3关于tcp delayedack实践(三)服务间调用

上一篇关于tcp delayedack实践(二)http中,实践了一条http长连接,4次请求响应,应证了关于tcp delayedack实践(一)tcp中 “http短链接不会deleyed ack,但请注意,微服务中的长连接就有这样的情况了”,比如包太长被分了,这个例子好在http request未像tcp篇章中被分为2段,所以delayed ack与response一起返回给客户端,未造成时间浪费,在下面的案例中,就没那么幸运了

 

案例(1)

一次简单的 HTTP 调用,为什么时延这么大?抓个包分析下

http server response被分为2段(为什么不得而知,有可能超过MSS https://www.cnblogs.com/wlei/archive/2011/12/23/2299239.html),且未开tcpnodelay,客户端delayed ack

通过开启服务端tcpnodelay解决

 

案例(2)

https://gocardless.com/blog/in-search-of-performance-how-we-shaved-200ms-off-every-post-request/

Ruby's Net::HTTP splits POST requests across two TCP packets - one for the headers, and another for the body. curl, by contrast, combines the two if they'll fit in a single packet.

客户端 http client request被分为2段,且未开tcpnodelay,服务端delayed ack

通过客户端开启tcpnodelay解决

 

In search of performance - how we shaved 200ms off every POST request

By Chris SinjakliNorberto Lopes — Aug 2015 — 4 min read

While doing some work on our Pro dashboard, we noticed that search requests were taking around 300ms.

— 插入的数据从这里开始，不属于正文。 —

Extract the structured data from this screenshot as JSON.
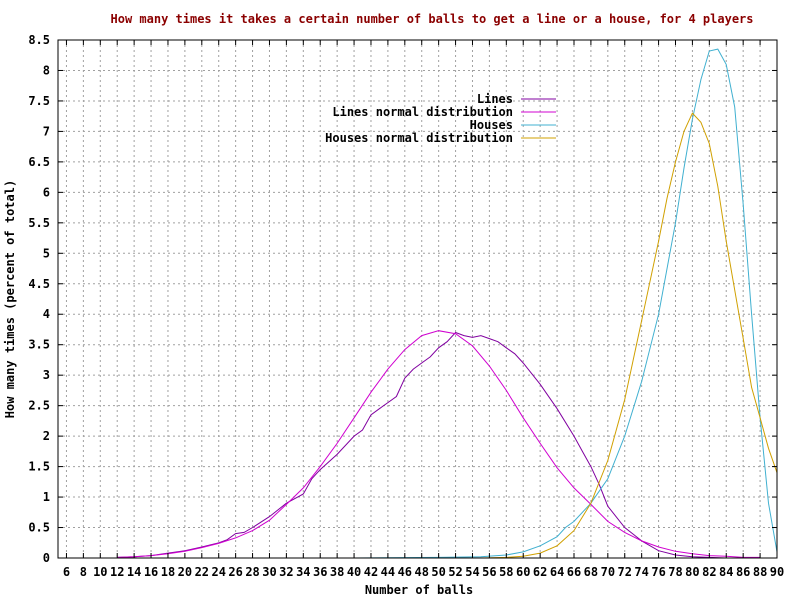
{
  "chart_data": {
    "type": "line",
    "title": "How many times it takes a certain number of balls to get a line or a house, for 4 players",
    "xlabel": "Number of balls",
    "ylabel": "How many times (percent of total)",
    "xlim": [
      5,
      90
    ],
    "ylim": [
      0,
      8.5
    ],
    "xticks": [
      6,
      8,
      10,
      12,
      14,
      16,
      18,
      20,
      22,
      24,
      26,
      28,
      30,
      32,
      34,
      36,
      38,
      40,
      42,
      44,
      46,
      48,
      50,
      52,
      54,
      56,
      58,
      60,
      62,
      64,
      66,
      68,
      70,
      72,
      74,
      76,
      78,
      80,
      82,
      84,
      86,
      88,
      90
    ],
    "yticks": [
      0,
      0.5,
      1,
      1.5,
      2,
      2.5,
      3,
      3.5,
      4,
      4.5,
      5,
      5.5,
      6,
      6.5,
      7,
      7.5,
      8,
      8.5
    ],
    "ytick_labels": [
      "0",
      "0.5",
      "1",
      "1.5",
      "2",
      "2.5",
      "3",
      "3.5",
      "4",
      "4.5",
      "5",
      "5.5",
      "6",
      "6.5",
      "7",
      "7.5",
      "8",
      "8.5"
    ],
    "grid": true,
    "legend_position": "top-center",
    "series": [
      {
        "name": "Lines",
        "color": "#8000a0",
        "x": [
          12,
          14,
          16,
          18,
          20,
          22,
          24,
          25,
          26,
          27,
          28,
          30,
          32,
          34,
          35,
          36,
          38,
          40,
          41,
          42,
          43,
          44,
          45,
          46,
          47,
          48,
          49,
          50,
          51,
          52,
          53,
          54,
          55,
          56,
          57,
          58,
          59,
          60,
          62,
          64,
          66,
          67,
          68,
          69,
          70,
          72,
          74,
          76,
          78,
          80,
          82,
          84,
          86,
          88
        ],
        "y": [
          0.01,
          0.02,
          0.04,
          0.08,
          0.12,
          0.18,
          0.25,
          0.3,
          0.4,
          0.42,
          0.5,
          0.68,
          0.9,
          1.05,
          1.3,
          1.45,
          1.7,
          2.0,
          2.1,
          2.35,
          2.45,
          2.55,
          2.65,
          2.95,
          3.1,
          3.2,
          3.3,
          3.45,
          3.55,
          3.7,
          3.65,
          3.62,
          3.65,
          3.6,
          3.55,
          3.45,
          3.35,
          3.2,
          2.85,
          2.45,
          2.0,
          1.75,
          1.5,
          1.2,
          0.85,
          0.5,
          0.28,
          0.12,
          0.05,
          0.02,
          0.01,
          0.0,
          0.0,
          0.0
        ]
      },
      {
        "name": "Lines normal distribution",
        "color": "#d000d0",
        "x": [
          12,
          14,
          16,
          18,
          20,
          22,
          24,
          26,
          28,
          30,
          32,
          34,
          36,
          38,
          40,
          42,
          44,
          46,
          48,
          50,
          52,
          54,
          56,
          58,
          60,
          62,
          64,
          66,
          68,
          70,
          72,
          74,
          76,
          78,
          80,
          82,
          84,
          86,
          88
        ],
        "y": [
          0.01,
          0.02,
          0.04,
          0.07,
          0.11,
          0.17,
          0.24,
          0.33,
          0.45,
          0.62,
          0.88,
          1.15,
          1.5,
          1.88,
          2.3,
          2.72,
          3.1,
          3.42,
          3.65,
          3.73,
          3.68,
          3.48,
          3.15,
          2.75,
          2.3,
          1.88,
          1.48,
          1.15,
          0.88,
          0.6,
          0.42,
          0.28,
          0.18,
          0.11,
          0.07,
          0.04,
          0.03,
          0.01,
          0.01
        ]
      },
      {
        "name": "Houses",
        "color": "#40b0d0",
        "x": [
          40,
          50,
          55,
          58,
          60,
          62,
          64,
          65,
          66,
          68,
          70,
          72,
          74,
          76,
          78,
          79,
          80,
          81,
          82,
          83,
          84,
          85,
          86,
          87,
          88,
          89,
          90
        ],
        "y": [
          0.0,
          0.01,
          0.02,
          0.05,
          0.1,
          0.2,
          0.35,
          0.5,
          0.6,
          0.9,
          1.3,
          2.0,
          2.9,
          4.0,
          5.5,
          6.4,
          7.2,
          7.85,
          8.32,
          8.35,
          8.1,
          7.4,
          5.8,
          4.0,
          2.3,
          0.9,
          0.1
        ]
      },
      {
        "name": "Houses normal distribution",
        "color": "#d0a000",
        "x": [
          55,
          58,
          60,
          62,
          64,
          66,
          68,
          70,
          72,
          74,
          76,
          77,
          78,
          79,
          80,
          81,
          82,
          83,
          84,
          85,
          86,
          87,
          88,
          89,
          90
        ],
        "y": [
          0.0,
          0.01,
          0.03,
          0.08,
          0.2,
          0.45,
          0.9,
          1.6,
          2.6,
          3.9,
          5.2,
          5.9,
          6.5,
          7.0,
          7.3,
          7.15,
          6.8,
          6.1,
          5.2,
          4.4,
          3.6,
          2.8,
          2.3,
          1.8,
          1.4
        ]
      }
    ]
  }
}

We've got some people in the team who have used Elasticsearch for much larger datasets, and they were surprised by how slow the requests were, so we decided to take a look.

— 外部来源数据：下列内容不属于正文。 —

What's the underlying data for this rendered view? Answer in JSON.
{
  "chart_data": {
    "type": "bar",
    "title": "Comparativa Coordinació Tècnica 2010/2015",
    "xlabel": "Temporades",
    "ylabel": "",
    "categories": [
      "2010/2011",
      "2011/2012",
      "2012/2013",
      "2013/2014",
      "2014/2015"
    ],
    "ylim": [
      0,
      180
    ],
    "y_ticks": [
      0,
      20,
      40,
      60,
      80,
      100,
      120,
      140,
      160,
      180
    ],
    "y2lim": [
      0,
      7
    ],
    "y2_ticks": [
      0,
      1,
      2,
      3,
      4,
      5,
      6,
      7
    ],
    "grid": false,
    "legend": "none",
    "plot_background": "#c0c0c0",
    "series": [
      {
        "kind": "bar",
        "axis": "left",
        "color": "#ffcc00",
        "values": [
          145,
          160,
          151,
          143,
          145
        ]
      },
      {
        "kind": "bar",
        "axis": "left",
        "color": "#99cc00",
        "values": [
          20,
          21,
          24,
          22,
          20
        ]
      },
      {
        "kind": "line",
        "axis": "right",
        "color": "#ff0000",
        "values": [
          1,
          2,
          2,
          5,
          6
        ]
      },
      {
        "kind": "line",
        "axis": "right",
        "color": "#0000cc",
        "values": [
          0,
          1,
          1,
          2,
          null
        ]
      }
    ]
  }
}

Today, we'll show how that investigation led to a 200ms improvement on all internal POST requests.

What we did

We started by taking a typical search request from the app and measuring how long it took. We tried this with both Ruby's Net::HTTP and from the command line using curl. The latter was visibly faster. Timing the requests showed that the request from Ruby took around 250ms, whereas the one from curl took only 50ms.

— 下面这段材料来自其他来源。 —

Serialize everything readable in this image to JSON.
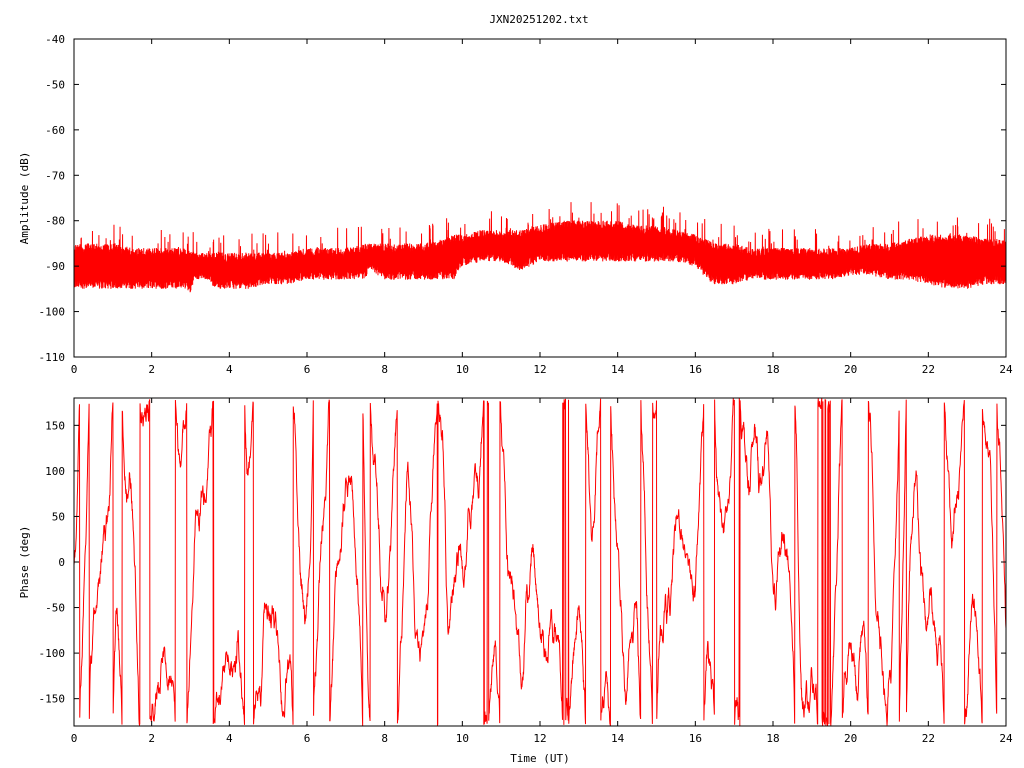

We were confident that whatever was going on was isolated to Ruby1, but we wanted to dig deeper, so we moved over to our staging environment. At that point, the problem disappeared entirely.

For a while, we were stumped. We run the same versions of Ruby and Elasticsearch in staging and production. It didn't make any sense! We took a step back, and looked over our stack, piece by piece. There was something in the middle which we hadn't thought about - HAProxy.

We quickly discovered that, due to an ongoing Ubuntu upgrade2, we were using different versions of HAProxy in staging (1.4.24) and production (1.4.18). Something in those 6 patch revisions was responsible, so we turned our eyes to the commit logs. There were a few candidates, but one patch stood out in particular.

We did a custom build of HAProxy 1.4.18, with just that patch added, and saw request times drop by around 200ms. Job done.

Under the hood

Since this issue was going to be fixed by the Ubuntu upgrades we were doing, we decided it wasn't worth shipping a custom HAProxy package. Before calling it a day, we decided to take a look at the whole request cycle using tcpdump, to really understand what was going on.

What we found was that Ruby's Net::HTTP splits POST requests across two TCP packets - one for the headers, and another for the body. curl, by contrast, combines the two if they'll fit in a single packet. To make things worse, Net::HTTP doesn't set TCP_NODELAY on the TCP socket it opens, so it waits for acknowledgement of the first packet before sending the second. This behaviour is a consequence of Nagle's algorithm.

Moving to the other end of the connection, HAProxy has to choose how to acknowledge those two packets. In version 1.4.18 (the one we were using), it opted to use TCP delayed acknowledgement.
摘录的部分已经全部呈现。